Her granny, Kohaku, is good at magic, though. Granny decides that what Hitomi needs is to be sent back sixty years into the past, to the year 2018.
This is likeable and quite interesting, as are the people Hitomi meets there. She meets her family in the past, who accept her and give her a place to stay. She meets a boy who can draw pictures that make her see colours again. She meets the school photography club.
...and that's it, really. Nice classmates take photos and try to help Hitomi, sometimes with the possibility of romance. It's pleasant, but hardly dynamic. Does this show have a plot? Hmmm. Depends what you mean by "plot". There's a little chain of "girl likes boy who likes girl who might like boy, maybe", but it's a comparatively understated element and it's all resolved quietly and gracefully. Stuff I remember from this series tends to be non-plot things like the magical colour painting imagery and the charm of the school culture festival. As for Hitomi, she's a passive protagonist, apologising a lot and trying not to touch the world. Her big personal issue is whether or not she can see colours. She's a nice enough person, but it's as if she's stuck in neutral. She doesn't drive things forward. She doesn't change things. It might be a stretch to call her a protagonist, in fact, rather than just the person to whom the series happens. If you're looking for someone who does things, try Kohaku.
What's the show trying to do, then? It's about emotional journeys and realisations. Half the cast is being blocked by something that, ultimately, is just created by themselves. (Hitomi, for instance, takes forever to tell everyone that she's a time-traveller and that she's colour-blind. I don't want to call her an idiot... but she's an idiot.) There's gentle, sensitive exploration and development of this. There's also delicate characterisation. Note the way that Kurumi feels the need to apologise for ruining the mood in ep.7, when her out-of-character harshness had been just one simple, straightforward line delivery. Aoi's problems include an inability to snap at people who are asking for it, e.g. Chigusa in ep.2 or his one-track-mind mother. (I wanted to climb into the episode and say, "Mate, you're allowed to tell these people to bugger off.") The people with problems tend to be the introverts, whereas the fun-loving extroverts don't tie themselves in knots and just get on with stuff.

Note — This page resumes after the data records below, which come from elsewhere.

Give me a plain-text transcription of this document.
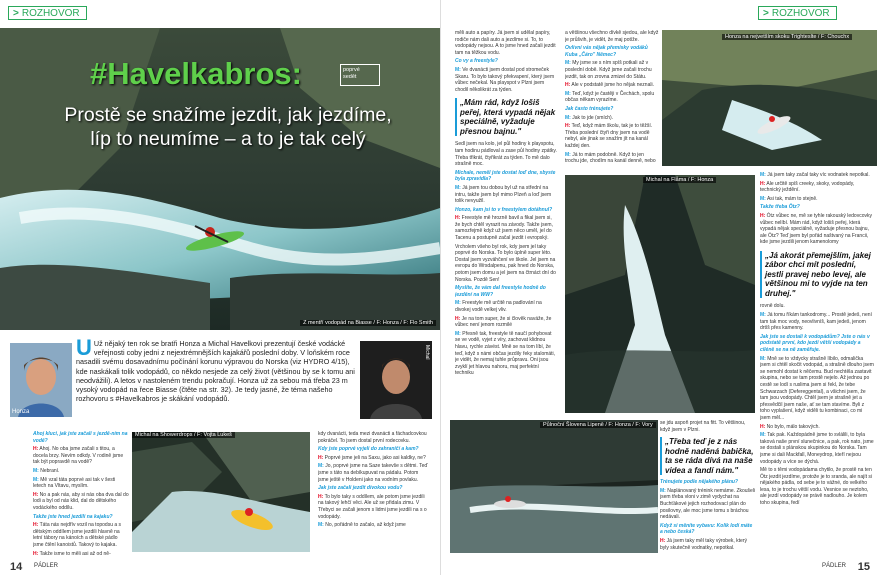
> ROZHOVOR
#Havelkabros:	poprvé
sedět
Prostě se snažíme jezdit, jak jezdíme,
líp to neumíme – a to je tak celý
Z mentří vodopád na Biasse / F: Honza / F: Flo Smith
Honza
U Už nějaký ten rok se bratři Honza a Michal Havelkovi prezentují české vodácké veřejnosti coby jedni z nejextrémnějších kajakářů poslední doby. V loňském roce nasadili svému dosavadnímu počínání korunu výpravou do Norska (viz HYDRO 4/15), kde naskákali tolik vodopádů, co někdo nesjede za celý život (většinou by se k tomu ani neodvážili). A letos v nastoleném trendu pokračují. Honza už za sebou má třeba 23 m vysoký vodopád na řece Biasse (čtěte na str. 32). Je tedy jasné, že téma našeho rozhovoru s #Havelkabros je skákání vodopádů.
Michal

Ahoj kluci, jak jste začali s jezdě-ním na vodě?

H: Ahoj. No oba jsme začali s titou, a docela brzy. Nevím odkdy. V rodině jsme tak být popravdě na vodě?

M: Nebraní.

M: Mě vzal táta poprvé asi tak v šesti letech na Vltavu, myslím.

H: No a pak nás, aby si nás oba dva dal do lodi a byl od nás klid, dal do dětského vodáckého oddílu.

Takže jste hned jezdili na kajaku?

H: Táta nás nejdřív vozil na topodsu a s dětským oddílem jsme jezdili hlavně na letní tábory na kánoích a dětské pádlo jsme čtění kanoistů. Takový to kajaka.

H: Takže jsme to měli asi až od ně-

Michal na Showerdrops / F: Vojta Lukeš	kdy dvanácti, teda mezi dvanácti a fáchadcovkou pokráčel. To jsem dostal první rodecovku.

Kdy jste poprvé vyjeli do zahraničí a kam?

H: Poprvé jsme jeli na Saxu, jako asi kaldky, ne?

M: Jo, poprvé jsme na Saze takevše s dětmi. Teď jsme s táto na debíkupuvat na pádalu. Potom jsme ještě v Holdeni jako na vodním povlaku.

Jak jste začali jezdit divokou vodu?

H: To bylo taky s oddílem, ale potom jsme jezdili na takový lehčí věci. Ale už se přidala zimu. V Třebyci se začali jenom s lidmi jsme jezdili na s o vodopády.

M: No, pořádně to začalo, až když jsme

14 PÁDLER
> ROZHOVOR

měli auto a papíry. Já jsem si udělal papíry, rodiče nám dali auto a jezdíme si. To, to vodopády nejsou. A to jsme hned začali jezdit tam na těžkou vodu.

Co vy a freestyle?

M: Ve dvanácti jsem dostal pod stromeček Skaru. To bylo takový překvapení, který jsem vůbec nečekal. Na playspot v Plzni jsem chodil několikrát za týden.

„Mám rád, když lošiš peřej, která vypadá nějak speciálně, vyžaduje přesnou bajnu."

Sedl jsem na kolo, jel půl hodiny k playspotu, tam hodinu pádloval a zase půl hodiny zpátky. Třeba třikrát, čtyřikrát za týden. To mě dalo strašně moc.

Michale, neměl jste dostat loď dne, sbyste byla zpravidla?

M: Já jsem tou dobou byl už na střední na intru, takže jsem byl mimo Plzeň a loď jsem tolik nevyužil.

Honzo, kam jsi to v freestylem dotáhnul?

H: Freestyle mě hrozně bavil a fikal jsem si, že bych chtěl vyrazit na závody. Takže jsem, samozřejmě když už jsem něco uměl, jel do Tacenu a postupně začal jezdit i evropský.

Vrcholem všeho byl rok, kdy jsem jel taky poprvé do Norska. To bylo úplně super léto. Dostal jsem vyzváhčení ve škole. Jel jsem na evropu do Wrsdalpenu, pak hned do Norska, potom jsem domu a jel jsem na čtrnáct dní do Norska. Pozdě Sen!

Myslíte, že vám dal freestyle hodně do jezdění na WW?

M: Freestyle mě určitě na padlování na divokej vodě velkej vliv.

H: Je na tom super, že si člověk naváže, že vůbec není jenom rozmilé

M: Přesně tak, freestyle tě naučí pohybovat se ve vodě, vyjet z víry, zachovat klidnou hlavu, rychle závést. Mně se na tom líbí, že teď, když s námi občas jezdily řeky stalomáti, je vidět, že nemaj tuhle průpravu. Oni jsou zvyklí jet hlavou nahoru, maj perfektní techniku

a většinou všechno dívkě sjedou, ale když je průšvih, je vidět, že maj potíže.

Ovlivní vás nějak přemisky vodáků Kuba „Čáro" Němec?

M: My jsme se s ním spíš potkali až v poslední době. Když jsme začali trochu jezdit, tak on zrovna zmizel do Státu.

H: Ale v podstatě jsme ho nějak neznali.

M: Teď, když je častěji v Čechách, spolu občas někam vyrazíme.

Jak často trénujete?

M: Jak to jde (smích).

H: Teď, když mám školu, tak je to těžší. Třeba poslední čtyři dny jsem na vodě nebyl, ale jinak se snažím jít na kanál každej den.

M: Já to mám podobně. Když to jen trochu jde, chodím na kanál denně, nebo

Honza na nejvetším skoku Trighteslte / F: Chouchx
Michal na Flåma / F: Honza

M: Já jsem taky začal taky víc vodnatek nepotkal.

H: Ale určitě spíš creeky, skoky, vodopády, technický ježdění.

M: Asi tak, mám to stejně.

Takže třeba Ötz?

H: Ótz vůbec ne, mě se tyhle rakouský ledovcovky vůbec nelíbí. Mám rád, když lošiš peřej, která vypadá nějak speciálně, vyžaduje přesnou bajnu, ale Ötz? Teď jsem byl pořád naštvaný na Francii, kde jsme jezdili jenom kamenolomy

„Já akorát přemejšlím, jakej zábor chci mít poslední, jestli pravej nebo levej, ale většinou mi to vyjde na ten druhej."

rovně dolu.

M: Já tomu říkám tankodromy... Prostě jedeš, není tam tak moc vody, neovlivníš, kam jedeš, jenom drtíš přes kamenny.

Jak jste se dostali k vodopádům? Jste o nás v podstatě první, kdo jezdí větší vodopády a ciléně se na ně zaměřuje.

M: Mně se to vždycky strašně líbilo, odmalička jsem si chtěl skočit vodopád, a strašně dlouho jsem se nemohl dostat k něčemu. Bud nechtěla zastavit skupina, nebo se tam prostě nejelo. Až jednou po cestě se lodí s ruslima jsem si řekl, že tebe Schwarzach (Defereggental), a všichni jsem, že tam jsou vodopády. Chtěl jsem je strašně jet a přesvědčil jsem naše, ať se tam stavíme. Byli z toho vyplašení, když viděli tu kombinaci, co mi jsem měl...

H: No bylo, málo takových.

M: Tak pak. Každopádně jsme to svlálili, to byla taková naše první slunečnice, a pak, rok nato, jsme se dostali s plánskou skupinkou do Norska. Tam jsme si dali Mackfall, Moneydrop, kteří nejsou vodopády a více se dýchá.

Mě to s těmi vodopádama chytilo, že prostě na ten Ötz jezdit jezdíme, protože je to sranda, ale najít si nějakého pádla, od sebe je to vážné, do velkého lesa, to je trochu větší vodu. Vesnice se neztoho, ale jezdí vodopády se právě nadlouho. Je kolem toho skupina, fedí

Půlnoční Šlovena Lipeně / F: Honza / F: Vory	se jdu aspoň projet na fitt. To většinou, když jsem v Plzni.

„Třeba teď je z nás hodně naděná babička, ta se ráda dívá na naše videa a fandí nám."

Trénujete podle nějakého plánu?

M: Naplánovaný trénink nemáme. Zkoušeli jsem třeba vloni v zimě vydychat na Buchťákové jejich rozhodovací plán do posilovny, ale moc jsme tomu s bráchou nedávali.

Když si měníte vybavu: Kolik lodí máte a nebo česká?

H: Já jsem taky měl taky výrobek, který byly skutečně vodnatky, nepotkal.

PÁDLER 15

The English-subtitled episodes have a surreal disclaimer, though. "Some viewers might find this work disturbing as it may contain strong language, a degree of violence or adult situations. Please watch it at your own risk." This is absurd. The show would be fine for grannies and infants, with the only risk being to your boredom threshold. The only disturbing thing about it is the presence of that flipping warning. Personally, I diagnose paranoia over America's Bible Belt. (You know, the kind of fundamentalist evangelicals who are why there's a wikipedia page for religious debates over the Harry Potter series.)
It's a nice show. Thoroughly nice, beautifully animated and a feast for the eyes. I love how it handles colour breaking into Hitomi's black-and-white perception, with that golden and slightly prehistoric-looking fish. (It's the jaws.) However I'll be blunt and admit that my attention wandered a bit while watching these episodes and I deleted them afterwards. It's also mature, sensitive and lots of other praiseworthy adjectives, though.